In his State of the Union address, President Obama outlined two proposals - a minimum wage increase and an Earned Income Tax Credit (EITC) expansion - that could boost workers' wages and stimulate the economy. At the same time, they come with potential tax implications, which vary greatly depending on one's income and household size. Here's what taxpayers should consider as Washington debates these proposals.
An Increase in the Minimum Wage
President Obama has long urged Congress to pass a bill to increase the minimum wage, which is currently $7.25 an hour. For one segment of workers, he has already taken the matter into his own hands. The day after his State of the Union address, he issued an executive order requiring federal contractors to pay their federally funded employees at least $10.10 an hour. Two congressmen, Senator Tom Harkin of Iowa and Representative George Miller of California, have sponsored a bill that would incrementally raise the minimum wage to the same rate by 2016. The bill also includes a provision to increase the minimum wage annually to correspond with rising costs of living.
The tax implications of this increase would vary greatly depending on one's household income. Without adjustments to the eligibility criteria for tax credits and assistance programs, minimum-wage workers could see their effective marginal tax rates increase. Workers with incomes between 100% and 150% of federal poverty guidelines - or, roughly, between $15,000 and $23,000 a year - face effective marginal tax rates of more than 60%, according to the Congressional Budget Office. (A full-time worker making the proposed minimum wage would earn just over $21,000 a year.) Outside of that range, however, the marginal tax rate is not nearly as onerous. The average effective marginal tax rate for low- to moderate-income workers, according to the CBO, is 32%. (The CBO defines low- and moderate-income workers as those whose household income falls below 450% of federal poverty guidelines.)
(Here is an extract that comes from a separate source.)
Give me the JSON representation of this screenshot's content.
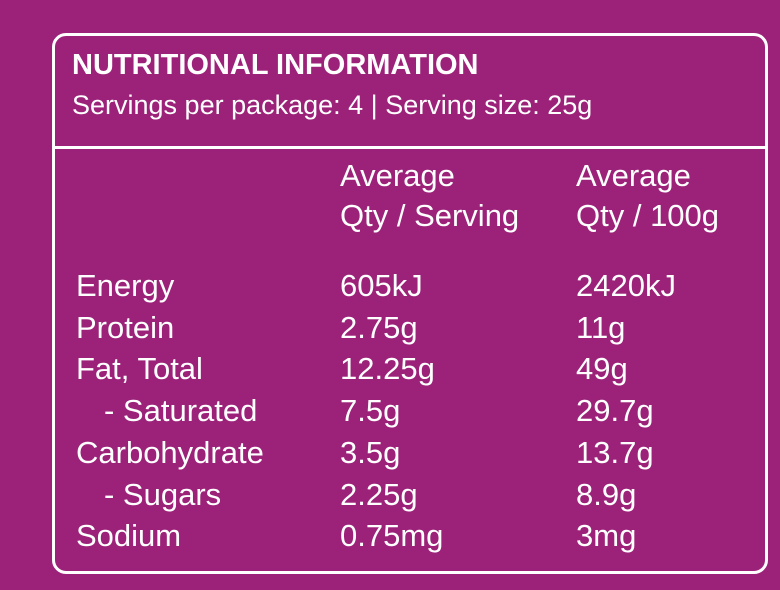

Workers who earn above the minimum wage, however, could see ancillary benefits. According to the Economic Policy Institute, an ultimate wage increase to $10.10 an hour by 2016 would indirectly boost the income of 11.1 million workers, in addition to the 16.7 million workers who would receive an obligatory wage increase. For those above the threshold for federal assistance programs such as Medicaid, the increased wages would also have less effect on their tax rates.
Chances of passage: The odds are long, given that economists are sharply divided on whether a minimum-wage increase would threaten businesses and impede job creation.
The Earned Income Tax Credit (EITC)
In addition to advocating for a mandate to increase wages, President Obama endorsed an expansion of the Earned Income Tax Credit during his address. Currently, he said, the EITC provides tax relief for nearly half of all parents in the U.S. However, very few single taxpayers without children are eligible for the credit. Such workers must have adjusted gross income of no more than $14,340 a year to receive the credit. The current threshold eliminates a large portion of single workers: even a person working full-time at minimum wage would not qualify. Obama called for adjustments that would allow more single, childless filers to claim the credit.
So far, it is unclear exactly how such an expansion, if passed, would take shape. Senator Marco Rubio of Florida, who President Obama mentioned in his remarks on the EITC, has supported an alternative plan that would replace the EITC with wage subsidies for a broad group of low-income workers. The Brookings Institution, a Washington think tank, has proposed a plan that would extend eligibility for the credit to childless workers over age 21, reduce penalties for married taxpayers and increase benefits for families with children under age 6. However, it would also cap the threshold for eligibility to households under 200% of federal poverty guidelines.
Both plans would potentially reduce - or even eliminate - benefits for middle-class families, many of which are currently eligible for the EITC. Additionally, neither of them would benefit those who also have earnings from investments. Under the EITC's current guidelines, taxpayers who earn more than $3,300 in annual investment income cannot claim the credit.
Chances of passage: The EITC has broad bipartisan support, but expanding it (in contrast to increasing the minimum wage) would require additional federal funding, which presents a significant obstacle.
If it passes, an increase in the minimum wage could benefit both low- and middle-income workers. The current ideas being brought forth to reform the EITC, however, would have little benefit for middle-income workers.